A cute, fluffy puppy grew into a nice but scrawny looking dog. All the dogs I knew when I grew up were playful, then plump, and then fat. My dog could hide behind a wind gust, he was so scrawny. Wasn't sick or anything, he just looked like a dog you'd find in an alley or something. You wouldn't know him from the rats, either. 

On that particular night, I thought he went in the doghouse after I yelled, and then I went to bed.  About an hour later I realized he was still scratching on the back door, and from there it went something like this:

I get up, flick the light on, and see him do two things.  He wags his tail, happy to see someone, and then he gets up on his hind legs and paws at his snout.  Points at it, I tell you. I'm thinking he's possessed.  Really. 

Well sir, I do what any man would do. A moment later, the missus is rubbing the sleep from her eyes, saying with no small amount of confusion, "He's doing what?"

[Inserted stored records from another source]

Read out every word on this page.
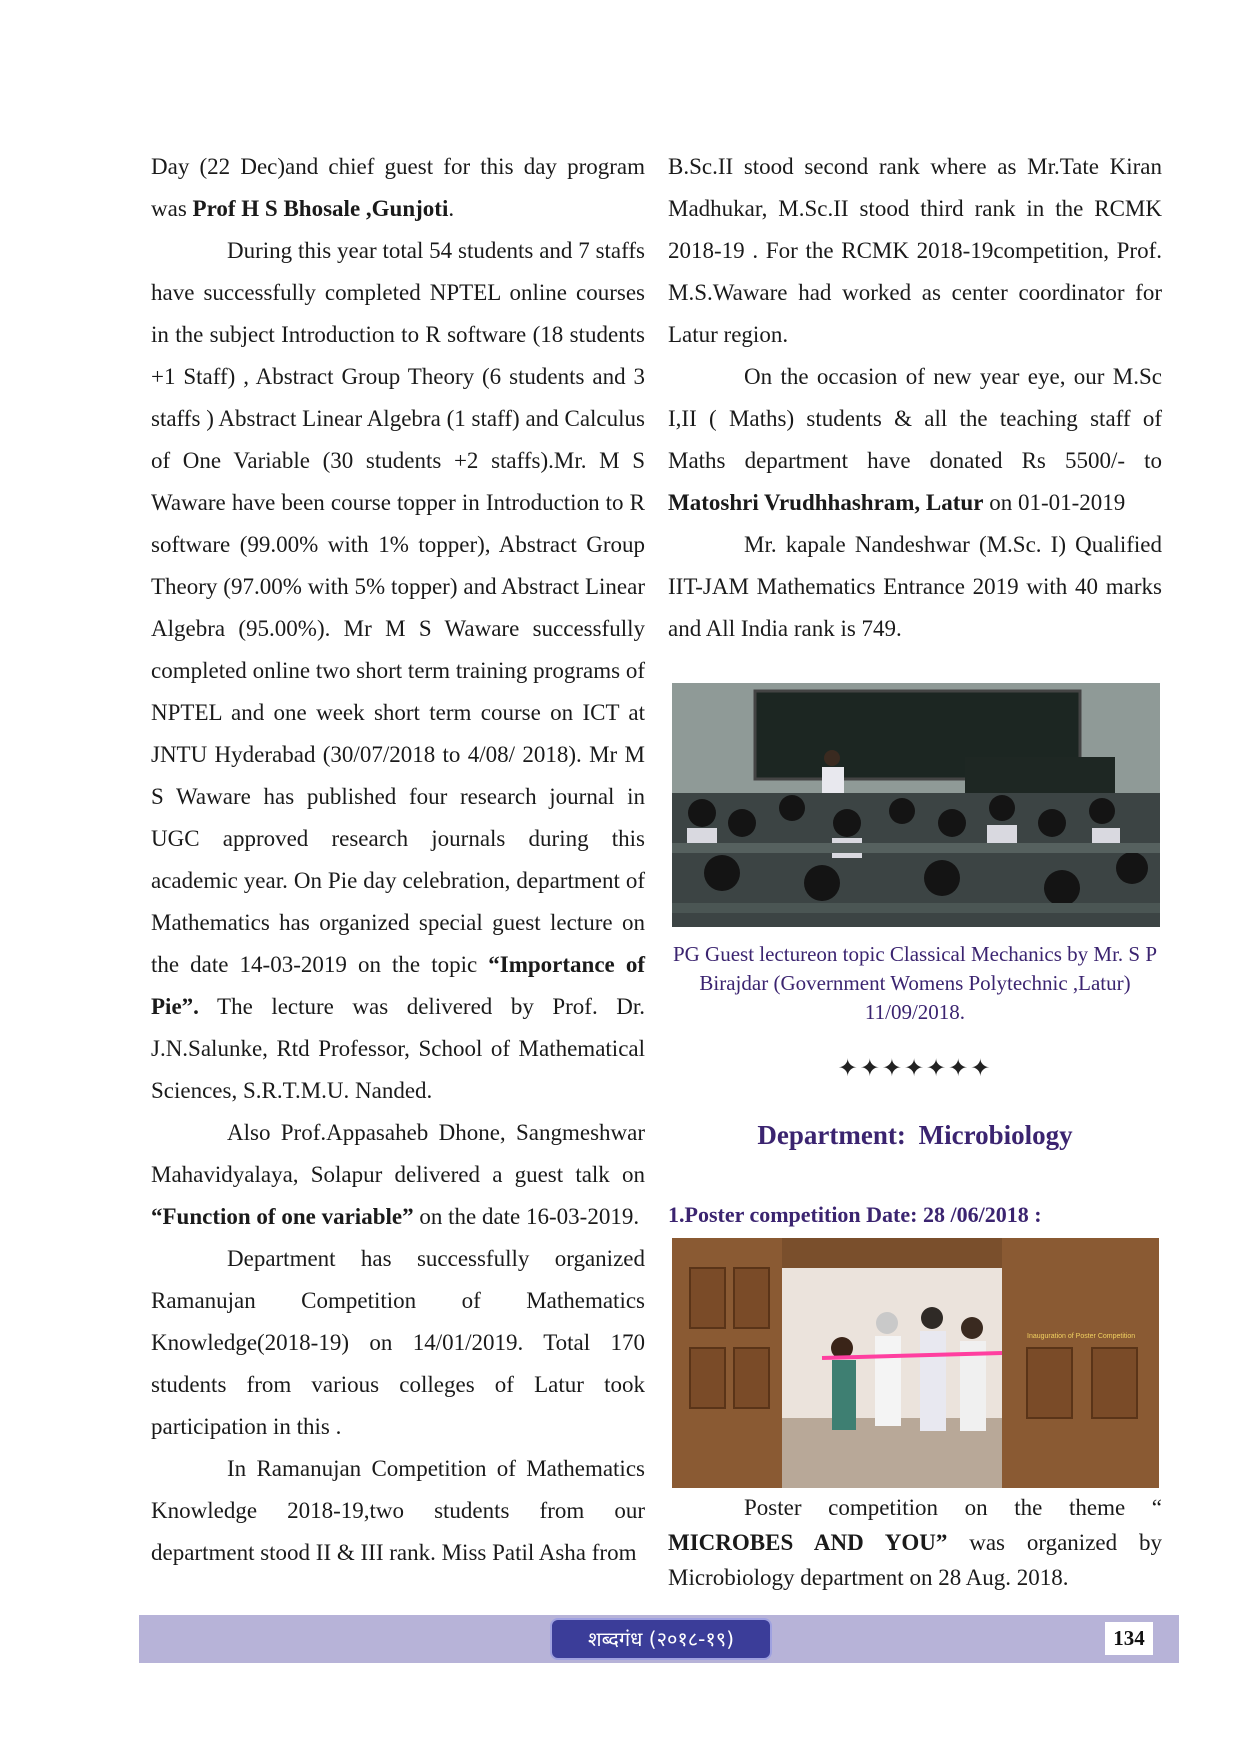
Day (22 Dec)and chief guest for this day program was Prof H S Bhosale ,Gunjoti.

During this year total 54 students and 7 staffs have successfully completed NPTEL online courses in the subject Introduction to R software (18 students +1 Staff) , Abstract Group Theory (6 students and 3 staffs ) Abstract Linear Algebra (1 staff) and Calculus of One Variable (30 students +2 staffs).Mr. M S Waware have been course topper in Introduction to R software (99.00% with 1% topper), Abstract Group Theory (97.00% with 5% topper) and Abstract Linear Algebra (95.00%). Mr M S Waware successfully completed online two short term training programs of NPTEL and one week short term course on ICT at JNTU Hyderabad (30/07/2018 to 4/08/ 2018). Mr M S Waware has published four research journal in UGC approved research journals during this academic year. On Pie day celebration, department of Mathematics has organized special guest lecture on the date 14-03-2019 on the topic “Importance of Pie”. The lecture was delivered by Prof. Dr. J.N.Salunke, Rtd Professor, School of Mathematical Sciences, S.R.T.M.U. Nanded.

Also Prof.Appasaheb Dhone, Sangmeshwar Mahavidyalaya, Solapur delivered a guest talk on “Function of one variable” on the date 16-03-2019.

Department has successfully organized Ramanujan Competition of Mathematics Knowledge(2018-19) on 14/01/2019. Total 170 students from various colleges of Latur took participation in this .

In Ramanujan Competition of Mathematics Knowledge 2018-19,two students from our department stood II & III rank. Miss Patil Asha from

B.Sc.II stood second rank where as Mr.Tate Kiran Madhukar, M.Sc.II stood third rank in the RCMK 2018-19 . For the RCMK 2018-19competition, Prof. M.S.Waware had worked as center coordinator for Latur region.

On the occasion of new year eye, our M.Sc I,II ( Maths) students & all the teaching staff of Maths department have donated Rs 5500/- to Matoshri Vrudhhashram, Latur on 01-01-2019

Mr. kapale Nandeshwar (M.Sc. I) Qualified IIT-JAM Mathematics Entrance 2019 with 40 marks and All India rank is 749.

PG Guest lectureon topic Classical Mechanics by Mr. S P Birajdar (Government Womens Polytechnic ,Latur) 11/09/2018.
✦✦✦✦✦✦✦
Department: Microbiology
1.Poster competition Date: 28 /06/2018 :
Inauguration of Poster Competition

Poster competition on the theme “ MICROBES AND YOU” was organized by Microbiology department on 28 Aug. 2018.

शब्दगंध (२०१८-१९)	134
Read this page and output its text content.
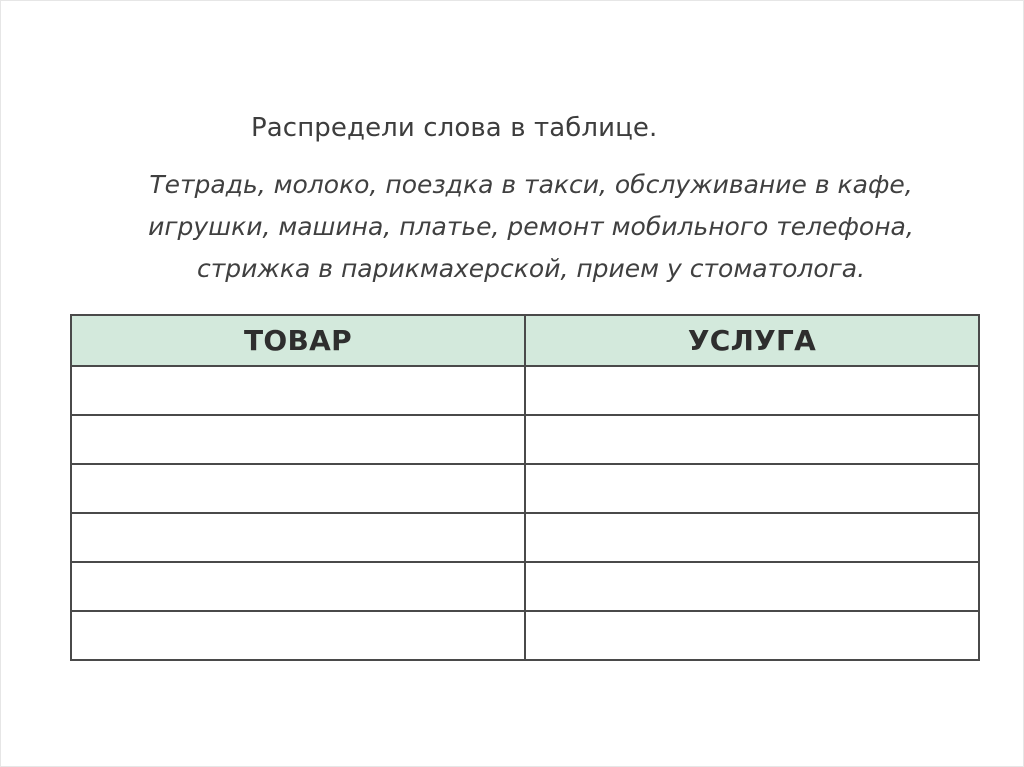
Распредели слова в таблице.
Тетрадь, молоко, поездка в такси, обслуживание в кафе,
игрушки, машина, платье, ремонт мобильного телефона,
стрижка в парикмахерской, прием у стоматолога.
ТОВАР	УСЛУГА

"He's possessed, I tell you.  Come and see."

We go outside; he wags and then does the snout thing.  I'm hunting out a rock, intent on being humane and putting him out of his misery.  While I'm doing that, she looks him over.  Turns out he has a small part of a chop bone caught in the roof of his mouth.  My wife - I mean our team, under my supervision - reaches in his mouth, flips it out and we settle down to sleep. The moral here?

I think his scratching was just the sound that opportunity makes.  I don't think there's a big booming pound on the door.  I think it's an annoying scratch that, sized up against the rest of the day, seems worth ignoring.  It doesn't come wrapped with a pretty bow on top, and more times than we care to admit, I'd bet it gets caught in our throat.  If we try to listen for an exact sound, an expected sound, we end up shushing that annoying noise to listen and…you get the point. 

This thing I spoke of at the beginning? I'm thinking it's too much noise to be anything special. Then again, God knows — because He's God — that along with my aging eyes, the ears are going too. Maybe He's just speaking up. Or maybe He's clearing His throat to get my attention.  But that's another column.

I'd listen to those small sounds if I were you. Me? I listen for that scratching all the time. Religiously, if you'll pardon the pun. At worst, it will be another opportunity that doesn't pan out.  At best, I'll know not to kill our new dog.